After enjoying tremendously Nigatsudo, we walk back towards esplanade with the pagoda. It is hot, the sun is back in full, Samuel offers the UV-protective umbrella to Noe, who accepts and discovers it does make a difference with respect to a normal, rain only, umbrella. We admire the 8th century pagoda, the Kofuku-ji temple, and decide to go cool off in the national treasure hall, where some important statues and art works are well-preserved in a protective environment. There, we can admire a big sculpture of Ashura, one of the eight guardian deity figures commissioned by Empress Komyo 1,000 years ago. It is a demon god with multiple arms and faces. We can also admire the lifelike figures by master carver Unkei and his sons; the muscular Kongorikishi guardians and the rather grotesque Tentouki and Ryutouki lantern carriers. It is a rather small museum, but well worth it, and allows us to cool down.

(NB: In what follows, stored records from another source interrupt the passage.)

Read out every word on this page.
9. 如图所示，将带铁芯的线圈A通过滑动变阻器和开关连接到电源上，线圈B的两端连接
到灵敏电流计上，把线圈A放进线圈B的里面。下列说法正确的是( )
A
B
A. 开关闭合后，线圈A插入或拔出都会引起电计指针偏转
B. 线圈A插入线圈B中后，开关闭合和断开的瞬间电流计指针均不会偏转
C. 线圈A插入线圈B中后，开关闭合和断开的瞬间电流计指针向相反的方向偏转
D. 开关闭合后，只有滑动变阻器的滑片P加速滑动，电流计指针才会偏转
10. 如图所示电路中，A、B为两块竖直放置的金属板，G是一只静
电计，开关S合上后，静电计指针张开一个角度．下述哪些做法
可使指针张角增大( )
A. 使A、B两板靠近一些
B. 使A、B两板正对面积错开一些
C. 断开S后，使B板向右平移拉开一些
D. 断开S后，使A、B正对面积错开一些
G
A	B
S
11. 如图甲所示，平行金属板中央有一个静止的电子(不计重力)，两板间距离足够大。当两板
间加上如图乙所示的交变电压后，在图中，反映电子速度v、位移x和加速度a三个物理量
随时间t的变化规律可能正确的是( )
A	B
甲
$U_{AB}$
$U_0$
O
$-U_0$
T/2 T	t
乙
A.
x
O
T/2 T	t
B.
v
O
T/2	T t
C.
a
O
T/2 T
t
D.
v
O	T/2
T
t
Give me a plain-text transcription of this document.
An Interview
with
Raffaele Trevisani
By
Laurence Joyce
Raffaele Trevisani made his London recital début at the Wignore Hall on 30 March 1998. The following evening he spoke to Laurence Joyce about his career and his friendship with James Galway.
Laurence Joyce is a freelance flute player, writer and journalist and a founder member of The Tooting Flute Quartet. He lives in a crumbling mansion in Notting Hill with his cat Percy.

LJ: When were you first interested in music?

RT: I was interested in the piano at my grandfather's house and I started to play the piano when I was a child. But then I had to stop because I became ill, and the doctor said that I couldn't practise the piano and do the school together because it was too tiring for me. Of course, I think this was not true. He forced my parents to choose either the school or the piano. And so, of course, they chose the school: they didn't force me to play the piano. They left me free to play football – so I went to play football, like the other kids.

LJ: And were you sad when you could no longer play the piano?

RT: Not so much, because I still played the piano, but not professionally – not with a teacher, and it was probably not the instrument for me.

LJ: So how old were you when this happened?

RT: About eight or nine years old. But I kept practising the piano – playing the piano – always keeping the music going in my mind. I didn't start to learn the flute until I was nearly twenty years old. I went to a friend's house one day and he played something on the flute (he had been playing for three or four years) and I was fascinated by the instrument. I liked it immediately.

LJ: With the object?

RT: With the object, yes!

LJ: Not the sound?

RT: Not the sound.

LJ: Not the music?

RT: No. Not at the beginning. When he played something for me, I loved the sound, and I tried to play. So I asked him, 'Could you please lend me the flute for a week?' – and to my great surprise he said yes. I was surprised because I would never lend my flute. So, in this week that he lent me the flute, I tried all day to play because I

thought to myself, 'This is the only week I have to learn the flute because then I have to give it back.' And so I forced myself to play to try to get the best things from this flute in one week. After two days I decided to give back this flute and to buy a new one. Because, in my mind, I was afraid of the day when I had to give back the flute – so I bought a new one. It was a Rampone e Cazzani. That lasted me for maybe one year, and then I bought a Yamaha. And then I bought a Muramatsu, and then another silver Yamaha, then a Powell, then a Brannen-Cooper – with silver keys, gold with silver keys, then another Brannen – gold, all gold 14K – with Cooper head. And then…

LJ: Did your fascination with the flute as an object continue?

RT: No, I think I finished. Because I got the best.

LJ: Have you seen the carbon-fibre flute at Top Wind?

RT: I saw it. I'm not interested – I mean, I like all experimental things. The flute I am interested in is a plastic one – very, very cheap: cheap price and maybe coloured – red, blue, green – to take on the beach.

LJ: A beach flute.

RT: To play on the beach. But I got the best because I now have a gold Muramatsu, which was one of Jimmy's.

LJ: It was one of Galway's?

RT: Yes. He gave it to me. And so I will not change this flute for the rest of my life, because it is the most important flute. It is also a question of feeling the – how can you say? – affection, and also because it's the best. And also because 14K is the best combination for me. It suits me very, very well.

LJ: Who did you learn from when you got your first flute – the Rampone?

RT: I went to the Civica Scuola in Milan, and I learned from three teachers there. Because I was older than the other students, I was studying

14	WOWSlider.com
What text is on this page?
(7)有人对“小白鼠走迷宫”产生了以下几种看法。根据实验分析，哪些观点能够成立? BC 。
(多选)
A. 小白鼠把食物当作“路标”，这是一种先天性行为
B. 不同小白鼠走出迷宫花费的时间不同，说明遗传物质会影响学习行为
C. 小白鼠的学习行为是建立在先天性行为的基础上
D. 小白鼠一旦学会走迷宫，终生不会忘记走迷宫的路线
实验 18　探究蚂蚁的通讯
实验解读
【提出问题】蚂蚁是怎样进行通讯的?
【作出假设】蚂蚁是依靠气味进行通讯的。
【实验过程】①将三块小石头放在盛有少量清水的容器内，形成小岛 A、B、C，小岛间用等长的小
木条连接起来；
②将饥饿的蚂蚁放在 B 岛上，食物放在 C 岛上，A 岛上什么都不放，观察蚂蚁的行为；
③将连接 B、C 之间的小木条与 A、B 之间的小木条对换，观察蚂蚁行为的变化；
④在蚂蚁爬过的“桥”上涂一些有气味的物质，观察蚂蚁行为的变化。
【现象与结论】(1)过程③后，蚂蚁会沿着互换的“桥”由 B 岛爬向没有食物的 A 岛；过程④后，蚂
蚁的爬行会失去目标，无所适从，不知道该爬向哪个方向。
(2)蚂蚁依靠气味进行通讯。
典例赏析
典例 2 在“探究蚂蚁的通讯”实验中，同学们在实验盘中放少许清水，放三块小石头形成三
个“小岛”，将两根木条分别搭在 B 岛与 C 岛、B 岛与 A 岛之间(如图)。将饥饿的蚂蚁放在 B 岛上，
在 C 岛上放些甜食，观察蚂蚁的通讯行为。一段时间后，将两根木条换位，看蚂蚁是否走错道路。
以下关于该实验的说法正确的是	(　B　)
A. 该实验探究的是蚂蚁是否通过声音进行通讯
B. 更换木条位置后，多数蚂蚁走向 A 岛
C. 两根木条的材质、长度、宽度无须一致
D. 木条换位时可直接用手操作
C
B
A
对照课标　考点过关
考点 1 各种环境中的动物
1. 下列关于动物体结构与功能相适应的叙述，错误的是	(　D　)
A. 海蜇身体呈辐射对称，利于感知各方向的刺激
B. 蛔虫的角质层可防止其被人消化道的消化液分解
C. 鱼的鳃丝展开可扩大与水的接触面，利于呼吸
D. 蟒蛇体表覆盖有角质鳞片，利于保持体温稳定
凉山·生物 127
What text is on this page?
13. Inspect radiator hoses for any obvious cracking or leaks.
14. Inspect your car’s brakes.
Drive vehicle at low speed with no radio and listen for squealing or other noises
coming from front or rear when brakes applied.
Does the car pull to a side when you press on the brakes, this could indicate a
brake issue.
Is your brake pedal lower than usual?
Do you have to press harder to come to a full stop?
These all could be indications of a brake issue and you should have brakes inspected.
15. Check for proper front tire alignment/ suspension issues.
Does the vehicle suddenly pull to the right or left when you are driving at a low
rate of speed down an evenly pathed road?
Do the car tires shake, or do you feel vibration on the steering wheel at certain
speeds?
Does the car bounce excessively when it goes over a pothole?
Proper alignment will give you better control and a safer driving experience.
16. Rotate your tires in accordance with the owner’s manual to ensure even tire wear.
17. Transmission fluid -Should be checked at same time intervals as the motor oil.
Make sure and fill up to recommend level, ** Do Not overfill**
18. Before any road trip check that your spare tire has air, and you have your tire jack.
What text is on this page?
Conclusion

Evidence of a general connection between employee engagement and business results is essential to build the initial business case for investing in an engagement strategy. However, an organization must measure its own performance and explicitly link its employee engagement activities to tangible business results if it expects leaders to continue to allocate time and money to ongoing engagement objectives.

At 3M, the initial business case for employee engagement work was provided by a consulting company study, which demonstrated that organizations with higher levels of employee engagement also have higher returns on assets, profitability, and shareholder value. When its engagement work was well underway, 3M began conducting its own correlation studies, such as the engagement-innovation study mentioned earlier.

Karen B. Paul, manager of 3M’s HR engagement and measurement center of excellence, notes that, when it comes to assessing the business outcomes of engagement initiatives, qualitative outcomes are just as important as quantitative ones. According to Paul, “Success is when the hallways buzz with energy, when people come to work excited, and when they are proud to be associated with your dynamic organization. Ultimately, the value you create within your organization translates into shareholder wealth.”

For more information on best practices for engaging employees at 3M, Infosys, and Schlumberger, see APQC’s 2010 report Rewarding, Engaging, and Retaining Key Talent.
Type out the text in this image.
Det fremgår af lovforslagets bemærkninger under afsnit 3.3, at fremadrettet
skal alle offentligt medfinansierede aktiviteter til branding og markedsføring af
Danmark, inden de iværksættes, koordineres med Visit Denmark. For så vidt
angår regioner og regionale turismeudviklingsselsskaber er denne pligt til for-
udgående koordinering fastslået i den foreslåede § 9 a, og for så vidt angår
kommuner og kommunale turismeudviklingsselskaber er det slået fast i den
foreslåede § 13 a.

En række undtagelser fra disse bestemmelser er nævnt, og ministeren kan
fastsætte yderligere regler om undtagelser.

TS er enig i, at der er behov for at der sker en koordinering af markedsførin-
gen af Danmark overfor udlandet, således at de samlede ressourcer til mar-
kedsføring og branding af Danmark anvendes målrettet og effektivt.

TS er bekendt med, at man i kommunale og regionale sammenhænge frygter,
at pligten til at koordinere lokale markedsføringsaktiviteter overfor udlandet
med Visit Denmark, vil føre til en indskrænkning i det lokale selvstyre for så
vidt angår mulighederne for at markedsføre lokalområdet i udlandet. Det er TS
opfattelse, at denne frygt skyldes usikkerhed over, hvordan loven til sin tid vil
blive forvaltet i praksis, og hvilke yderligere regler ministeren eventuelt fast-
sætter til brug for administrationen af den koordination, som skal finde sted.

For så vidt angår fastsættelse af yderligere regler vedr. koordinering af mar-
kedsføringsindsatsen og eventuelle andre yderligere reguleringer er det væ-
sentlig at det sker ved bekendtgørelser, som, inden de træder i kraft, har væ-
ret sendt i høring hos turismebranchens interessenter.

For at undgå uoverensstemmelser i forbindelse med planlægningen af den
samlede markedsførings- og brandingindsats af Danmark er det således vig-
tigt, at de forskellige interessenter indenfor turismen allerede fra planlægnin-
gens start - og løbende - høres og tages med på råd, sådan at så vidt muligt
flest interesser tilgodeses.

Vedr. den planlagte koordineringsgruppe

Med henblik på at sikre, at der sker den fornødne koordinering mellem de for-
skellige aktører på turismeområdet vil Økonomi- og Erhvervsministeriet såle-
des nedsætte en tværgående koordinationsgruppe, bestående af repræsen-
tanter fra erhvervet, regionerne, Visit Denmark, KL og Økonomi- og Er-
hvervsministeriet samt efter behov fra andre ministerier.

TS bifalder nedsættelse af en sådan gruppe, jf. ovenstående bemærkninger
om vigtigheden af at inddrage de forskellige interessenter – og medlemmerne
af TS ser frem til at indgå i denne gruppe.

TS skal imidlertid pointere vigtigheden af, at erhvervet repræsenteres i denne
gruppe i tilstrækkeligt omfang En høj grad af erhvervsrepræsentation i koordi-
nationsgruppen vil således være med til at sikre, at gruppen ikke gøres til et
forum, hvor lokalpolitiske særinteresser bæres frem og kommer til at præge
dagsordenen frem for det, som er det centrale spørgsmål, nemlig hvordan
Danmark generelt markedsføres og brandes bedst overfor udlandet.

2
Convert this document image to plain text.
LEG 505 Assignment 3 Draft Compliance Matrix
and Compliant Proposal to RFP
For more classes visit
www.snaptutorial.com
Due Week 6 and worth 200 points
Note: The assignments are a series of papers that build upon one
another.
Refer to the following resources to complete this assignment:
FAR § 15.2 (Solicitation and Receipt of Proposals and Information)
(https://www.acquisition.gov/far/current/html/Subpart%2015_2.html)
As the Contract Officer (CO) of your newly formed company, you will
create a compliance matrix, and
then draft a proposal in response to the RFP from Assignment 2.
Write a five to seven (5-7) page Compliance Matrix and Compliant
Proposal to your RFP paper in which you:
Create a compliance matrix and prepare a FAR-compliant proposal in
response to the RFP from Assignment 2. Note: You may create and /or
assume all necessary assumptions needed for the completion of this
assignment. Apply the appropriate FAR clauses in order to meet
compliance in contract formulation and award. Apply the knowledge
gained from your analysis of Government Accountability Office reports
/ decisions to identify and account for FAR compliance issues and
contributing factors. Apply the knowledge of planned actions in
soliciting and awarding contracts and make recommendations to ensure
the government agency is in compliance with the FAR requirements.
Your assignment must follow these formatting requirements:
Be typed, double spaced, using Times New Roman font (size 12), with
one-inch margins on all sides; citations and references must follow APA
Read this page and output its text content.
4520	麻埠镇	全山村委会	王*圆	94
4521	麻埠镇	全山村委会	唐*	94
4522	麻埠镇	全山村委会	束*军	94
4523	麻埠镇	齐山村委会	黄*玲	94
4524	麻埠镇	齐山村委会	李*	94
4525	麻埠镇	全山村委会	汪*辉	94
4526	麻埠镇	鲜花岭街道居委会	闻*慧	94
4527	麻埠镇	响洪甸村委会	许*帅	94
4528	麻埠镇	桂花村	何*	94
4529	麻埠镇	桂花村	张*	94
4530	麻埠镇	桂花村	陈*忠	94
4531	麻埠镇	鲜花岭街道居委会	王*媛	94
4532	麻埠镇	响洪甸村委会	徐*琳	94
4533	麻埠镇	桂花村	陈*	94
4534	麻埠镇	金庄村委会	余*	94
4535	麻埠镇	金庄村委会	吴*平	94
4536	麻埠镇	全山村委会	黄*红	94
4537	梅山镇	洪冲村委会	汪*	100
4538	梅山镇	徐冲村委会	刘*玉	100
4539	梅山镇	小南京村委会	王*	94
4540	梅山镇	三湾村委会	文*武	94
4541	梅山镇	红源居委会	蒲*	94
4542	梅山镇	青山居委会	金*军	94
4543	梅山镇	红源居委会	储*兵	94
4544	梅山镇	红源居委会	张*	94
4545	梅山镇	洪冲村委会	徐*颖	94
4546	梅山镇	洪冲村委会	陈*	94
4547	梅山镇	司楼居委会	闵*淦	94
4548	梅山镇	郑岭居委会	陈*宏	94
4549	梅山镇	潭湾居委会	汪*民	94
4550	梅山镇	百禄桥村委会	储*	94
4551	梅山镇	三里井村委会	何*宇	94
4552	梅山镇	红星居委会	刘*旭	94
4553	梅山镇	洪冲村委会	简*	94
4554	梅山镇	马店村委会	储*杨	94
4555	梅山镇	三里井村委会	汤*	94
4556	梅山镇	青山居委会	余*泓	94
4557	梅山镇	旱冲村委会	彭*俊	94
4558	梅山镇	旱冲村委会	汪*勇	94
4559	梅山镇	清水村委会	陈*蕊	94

We then pass along the Kofuku-ji Chukindou and the Nanen-do, and start walking towards the station. The kids what some Macha shaved ice, so we stop and have Macha tea with traditional sweets (adults), and Macha shaved ice (teens). We then take the first train back to Kyoto. But the kids ask us to make a stop on the way: they really want to see the famous Fushimi Inari Taisha complex and the Senbon Torii (Thousand torii). We decide to do the trek in the dark (there are lights along the way). Turns out it is a mountainous trek inside a tunnel of torii, undoubtedly more than a thousand. After many steps and hesitations, and completely wet (it is still more than 30 degrees), we reach the top. Fantastic! There are some precious views of Kyoto by night, the views are incredible by day, too, surely… but we won’t have time to come back, and previsions are that the hot weather is here to stay. We go back home, make a stop along the way to buy some bento boxes, stretch, shower, eat, and rest.